2. Form a Powerful Guiding Coalition
a. Assemble a diverse group of employees with enough power to lead the change effort.
b. Build a High Performance Team that includes representation from executive level, senior management and key line management. Teamwork and collaboration will be essential so the stronger the team, the more effective they become. Involving different levels in the organization on the team provides a broader base for influencing change.
3. Create a Vision
a. Create a vision and direction in which the company needs to move toward to help direct the change effort.
b. Develop strategies for achieving that vision
4. Communicate the Vision
a. Use every vehicle possible to communicate the new vision and strategies.
b. Employees will not make sacrifices, even if they are unhappy with the status quo, unless they believe that useful change is possible.
c. Identify steps along the way that will get you to the new beginning. Identify how the employees will benefit with the change.
d. Require that the guiding coalition team lead the way of the change you want to create by modeling and demonstrating the change you want to create. Communication comes in both words and actions, and the latter are often the most powerful form.
5. Empower Others to Act on the Vision
a. Identify and remove obstacles to change.
b. Change systems and structures that seriously undermine the vision.
c. Encourage risk taking and nontraditional ideas, activities, and actions. This develops a culture of accountability, creativity and higher levels of employee motivation.
6. Plan for and Create Short-term Wins
a. Plan for visible performance improvements.
b. Create those improvements.
c. Recognize and reward employees involved in the improvements.
7. Consolidate Improvements and Produce Still More Change
a. Use successes, lessons learned, and developed skills to continue to search for, identify and change systems, structures, and policies that don’t fit the vision. Your credibility regarding change comes from your experiences and accomplishments.
b. Hire, promote, and develop employees who can implement the vision.
c. Reinvigorate the process with new projects, themes, and change agents.
8. Institutionalize New Approaches
a. Articulate the connections between the new behaviors and corporate success.
Planning for Transitions
The basic plan for any kind of transition is to get people to let go of the past and focus on the future. Here are some general guidelines for leading people through transitions.
a. Why? What? How? What’s in it for them?
b. Create feedback loops and forums to promote two-way communication.
c. Listen to both positive and negative feedback about the change.
2. Establish an environment of TRUST
a. Walk your talk.
b. Provide forums for people to express themselves.
3. Involve people in the changes.
a. If you can’t involve them in “what” will change, then consider involving them in “how” the change will be implemented in their area of control or responsibility.
b. Be sure to involve key people who need to support the changes.
4. Recognize the impact of change on resources.
a. Identify what is ending for whom.
b. Consider the impact on money, time, people and workload.
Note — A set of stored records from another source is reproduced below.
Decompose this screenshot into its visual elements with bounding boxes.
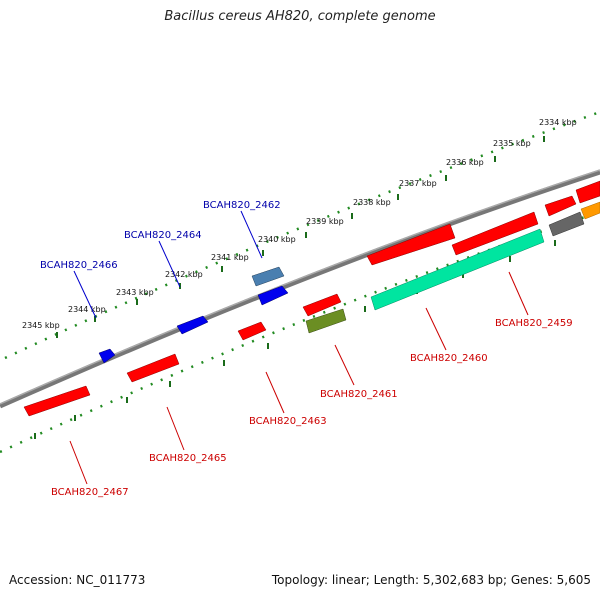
accession-text: Accession: NC_011773: [9, 573, 146, 587]
gene-label-2462: BCAH820_2462: [203, 200, 281, 211]
tick-label: 2336 kbp: [446, 158, 484, 167]
tick-label: 2335 kbp: [493, 139, 531, 148]
gene-label-2459: BCAH820_2459: [495, 318, 573, 329]
gene-label-2467: BCAH820_2467: [51, 487, 129, 498]
gene-2462b-arrow[interactable]: [251, 266, 285, 287]
lower-leader-lines: [69, 271, 529, 485]
tick-label: 2343 kbp: [116, 288, 154, 297]
gene-2464-arrow[interactable]: [176, 315, 209, 335]
gene-2467-arrow[interactable]: [23, 385, 91, 417]
tick-label: 2340 kbp: [258, 235, 296, 244]
figure-title: Bacillus cereus AH820, complete genome: [164, 9, 436, 24]
genome-backbone: [0, 169, 600, 409]
gene-2461-box[interactable]: [305, 308, 347, 334]
gene-2466-arrow[interactable]: [98, 348, 116, 364]
gene-red-upper-2[interactable]: [366, 223, 456, 266]
gene-2462-arrow[interactable]: [257, 285, 289, 306]
gene-label-2464: BCAH820_2464: [124, 230, 202, 241]
gene-2463-arrow[interactable]: [237, 321, 267, 341]
tick-label: 2344 kbp: [68, 305, 106, 314]
lower-scale-line: [0, 210, 600, 454]
gene-label-2460: BCAH820_2460: [410, 353, 488, 364]
gene-red-upper-1[interactable]: [302, 293, 342, 317]
tick-label: 2334 kbp: [539, 118, 577, 127]
gene-2460-box[interactable]: [370, 228, 545, 311]
tick-label: 2339 kbp: [306, 217, 344, 226]
tick-label: 2337 kbp: [399, 179, 437, 188]
gene-label-2463: BCAH820_2463: [249, 416, 327, 427]
gene-right-orange[interactable]: [580, 201, 600, 220]
gene-label-2461: BCAH820_2461: [320, 389, 398, 400]
gene-label-2465: BCAH820_2465: [149, 453, 227, 464]
gene-red-upper-4[interactable]: [544, 195, 577, 217]
tick-label: 2341 kbp: [211, 253, 249, 262]
gene-2465-arrow[interactable]: [126, 353, 180, 383]
tick-label: 2345 kbp: [22, 321, 60, 330]
tick-label: 2342 kbp: [165, 270, 203, 279]
upper-leader-lines: [73, 210, 263, 319]
tick-label: 2338 kbp: [353, 198, 391, 207]
gene-red-upper-5[interactable]: [575, 180, 600, 204]
gene-right-gray[interactable]: [548, 211, 585, 237]
genome-summary-text: Topology: linear; Length: 5,302,683 bp; …: [271, 573, 591, 587]
gene-red-upper-3[interactable]: [451, 211, 539, 256]
gene-label-2466: BCAH820_2466: [40, 260, 118, 271]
Ask: Will there be any resistance? And what can we do to minimize the resistance?
5. Honor the past
a. Recognize past accomplishments.
b. Telling stories about people and events that help grow and develop the company.
c. Talk about the company as a story and how “we are finishing a chapter in our history and beginning to write another one.”
6. Recognize and honor how people adapt to change differently.
a. Be patient with those that have a more difficult time with change.
b. Seek to understand the underlying reasons for the resistance. Be willing to bring it out in the open and talk about it. Create a safe environment for openness and honesty.
In my thirty years of work as an Organization Development Consultant, I have worked with clients to successfully apply these guidelines, strategies, and actions to implement plans for critical change. Paying attention to these strategies will help a leader be more effective and efficient when moving an organization, a team or an individual through any kind of change and transition.